Wie wichtig ist dann noch das Deutsch-Sein?

Was denn ist mit Deutsch-Sein gemeint? Zum Minimum gehört, dass man die Landessprache spricht und sich in die Kultur einer konstitutionellen Demokratie einlebt, besser noch: sie pflegt. Bei einer Steigerung, deutsch zu sein, schätzt man die an Staatsgrenzen aber nicht gebundene Musik, Literatur, Kunst und Architektur. Man kenne überdies die lange, facettenreiche Geschichte zumindest in Grundzügen, man leugne weder deren gelegentlichen Glanz noch das unendliche Unheil, das von Deutschland ausging, aber auch nicht die mittlerweile zwei, bald drei Generationen einer doch gelungenen Demokratie.

Muss die „Nation“ vor dem Hintergrund eines religiösen Pluralismus neu definiert werden?

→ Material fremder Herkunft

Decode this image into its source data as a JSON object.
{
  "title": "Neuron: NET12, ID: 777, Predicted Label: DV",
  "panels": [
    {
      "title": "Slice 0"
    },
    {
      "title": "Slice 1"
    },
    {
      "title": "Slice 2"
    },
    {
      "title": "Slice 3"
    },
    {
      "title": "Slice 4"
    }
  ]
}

Die Nation – neutraler: der Einzelstaat – hat mindestens zwei Seiten: Auf der einen Seite haben die Bürger die gemeinsame kulturelle, sprachliche, auch religiöse und mancherorts wie etwa in Finnland oder in Island gemeinsame ethnische Wurzeln. Mindestens ebenso wichtig ist die immer wieder zu erneuernde Entscheidung, ein politisches Gemein-Wesen, eine res publica, eine Republik, zu leben.

Um zu funktionieren, müsste diese Republik dann auch nicht gemeinsame Werte haben?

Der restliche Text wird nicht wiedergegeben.